Le Conseil des ministres adopte le projet de loi sur de programme sur la gestion des matières et déchets radioactifs

Alors que le projet de loi ne tranche pas entre les différentes techniques, le gouvernement laisse entendre que le stockage géologique profond, dénoncée par plusieurs organisations écologistes, serait privilégié pour les déchets les plus dangereux.

Déchets  |    |  Carine Seghier Actu-Environnement.com
Par la loi du 30 décembre 1991, également appelée loi Bataille, du nom du Député, Christian Bataille qui fut son rapporteur, le Gouvernement avait quinze ans pour approfondir les recherches et trouver une solution pour le stockage des déchets les plus dangereux, c'est-à-dire ceux qui résultent de l'activité des centrales nucléaires et ayant pour certains une durée de vie de plusieurs millions d'années.

Cette loi définissait trois axes principaux de recherche (la séparation et la transmutation, le stockage en couches géologiques profondes et l'entreposage de longue durée en surface) pour la prise en charge des déchets de haute activité et à vie longue produits dans les réacteurs nucléaires et donnait rendez-vous en 2006 pour faire le bilan des différentes propositions.

Le premier axe est la séparation des différents produits contenus dans les combustibles usés et la transmutation des éléments radioactifs à vie longue. Il vise à réduire le volume et la toxicité des déchets, en séparant les éléments les plus toxiques et à vie longue et en les transformant en éléments radioactifs à durée de vie plus courte. Il est actuellement étudié à Marcoule, dans le Gard.

Le second axe est le stockage, irréversible ou réversible, des déchets en couche géologique profonde. Il a été étudié notamment par le laboratoire de Bure, à la frontière des départements de la Meuse et de la Haute-Marne, dans une couche géologique vieille de 150 millions d'années.
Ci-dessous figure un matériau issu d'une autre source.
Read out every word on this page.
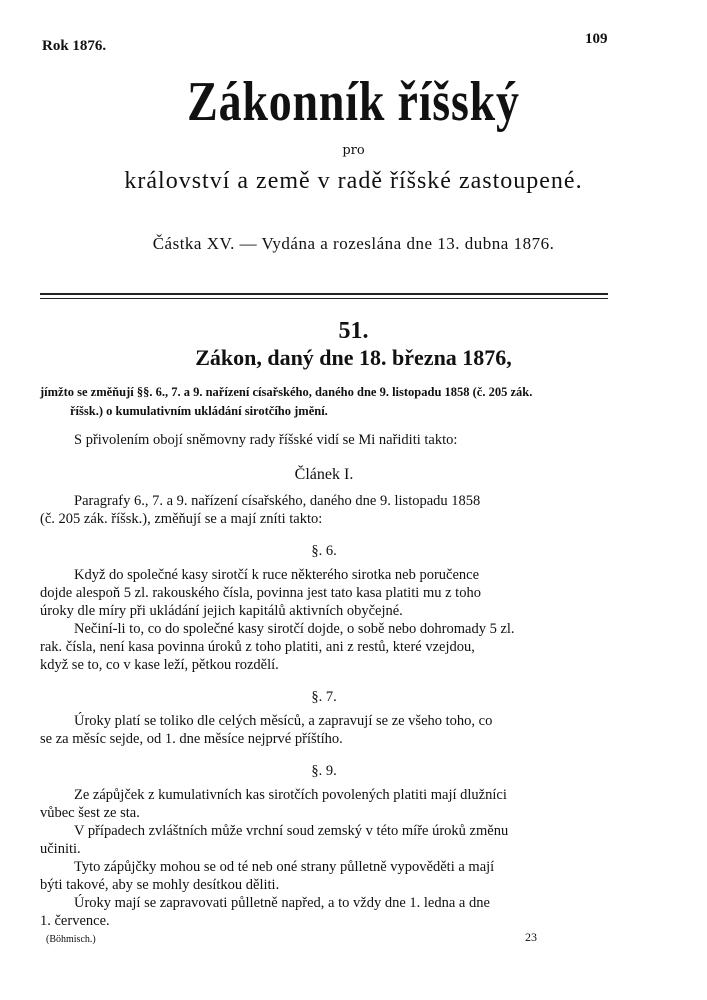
Rok 1876.	109
Zákonník říšský
pro
království a země v radě říšské zastoupené.
Částka XV. — Vydána a rozeslána dne 13. dubna 1876.
51.
Zákon, daný dne 18. března 1876,
jímžto se změňují §§. 6., 7. a 9. nařízení císařského, daného dne 9. listopadu 1858 (č. 205 zák.
říšsk.) o kumulativním ukládání sirotčího jmění.
S přivolením obojí sněmovny rady říšské vidí se Mi nařiditi takto:
Článek I.
Paragrafy 6., 7. a 9. nařízení císařského, daného dne 9. listopadu 1858
(č. 205 zák. říšsk.), změňují se a mají zníti takto:
§. 6.
Když do společné kasy sirotčí k ruce některého sirotka neb poručence
dojde alespoň 5 zl. rakouského čísla, povinna jest tato kasa platiti mu z toho
úroky dle míry při ukládání jejich kapitálů aktivních obyčejné.
Nečiní-li to, co do společné kasy sirotčí dojde, o sobě nebo dohromady 5 zl.
rak. čísla, není kasa povinna úroků z toho platiti, ani z restů, které vzejdou,
když se to, co v kase leží, pětkou rozdělí.
§. 7.
Úroky platí se toliko dle celých měsíců, a zapravují se ze všeho toho, co
se za měsíc sejde, od 1. dne měsíce nejprvé příštího.
§. 9.
Ze zápůjček z kumulativních kas sirotčích povolených platiti mají dlužníci
vůbec šest ze sta.
V případech zvláštních může vrchní soud zemský v této míře úroků změnu
učiniti.
Tyto zápůjčky mohou se od té neb oné strany půlletně vypověděti a mají
býti takové, aby se mohly desítkou děliti.
Úroky mají se zapravovati půlletně napřed, a to vždy dne 1. ledna a dne
1. července.
(Böhmisch.)	23
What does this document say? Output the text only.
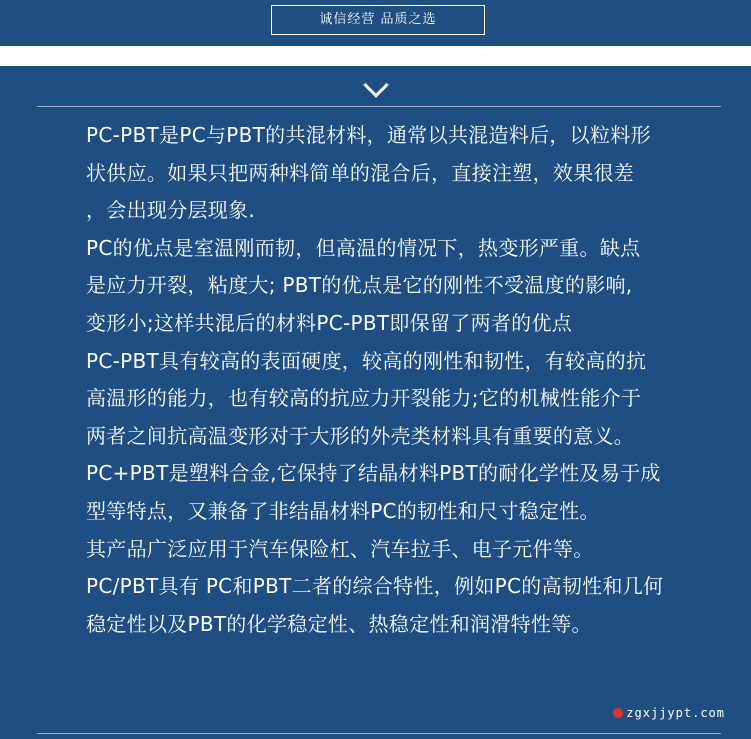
诚信经营 品质之选
PC-PBT是PC与PBT的共混材料，通常以共混造料后，以粒料形
状供应。如果只把两种料简单的混合后，直接注塑，效果很差
，会出现分层现象.
PC的优点是室温刚而韧，但高温的情况下，热变形严重。缺点
是应力开裂，粘度大; PBT的优点是它的刚性不受温度的影响,
变形小;这样共混后的材料PC-PBT即保留了两者的优点
PC-PBT具有较高的表面硬度，较高的刚性和韧性，有较高的抗
高温形的能力，也有较高的抗应力开裂能力;它的机械性能介于
两者之间抗高温变形对于大形的外壳类材料具有重要的意义。
PC+PBT是塑料合金,它保持了结晶材料PBT的耐化学性及易于成
型等特点，又兼备了非结晶材料PC的韧性和尺寸稳定性。
其产品广泛应用于汽车保险杠、汽车拉手、电子元件等。
PC/PBT具有 PC和PBT二者的综合特性，例如PC的高韧性和几何
稳定性以及PBT的化学稳定性、热稳定性和润滑特性等。
zgxjjypt.com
Le troisième axe concerne l'étude de procédés de conditionnement et d'entreposage de longue durée en surface des déchets.

Conformément à la loi de février 2002 sur la démocratie de proximité, la Commission nationale du débat public (CNDP) avait été chargée d'organiser un débat national sur la gestion des déchets radioactifs.

C'est dans ce contexte que mercredi dernier, le ministre délégué à l'industrie, François Loos, a présenté en conseil des ministres le projet de loi de programme relatif à la gestion des matières et des déchets radioactifs.
Préparé, selon le Ministère de l'Industrie, sur la base des 15 années de recherche scientifique, des évaluations indépendantes qui en ont été faites, du rapport de l'Office parlementaire d'évaluation des choix scientifiques et technologiques (OPECST), de la synthèse du débat organisé par la CNDP et de l'avis rendu par le Conseil économique et social, ce projet de loi ne tranche pas entre les différentes solutions proposées mais le gouvernement laisse entendre que le stockage géologique profond des déchets radioactifs serait privilégié pour les plus dangereux.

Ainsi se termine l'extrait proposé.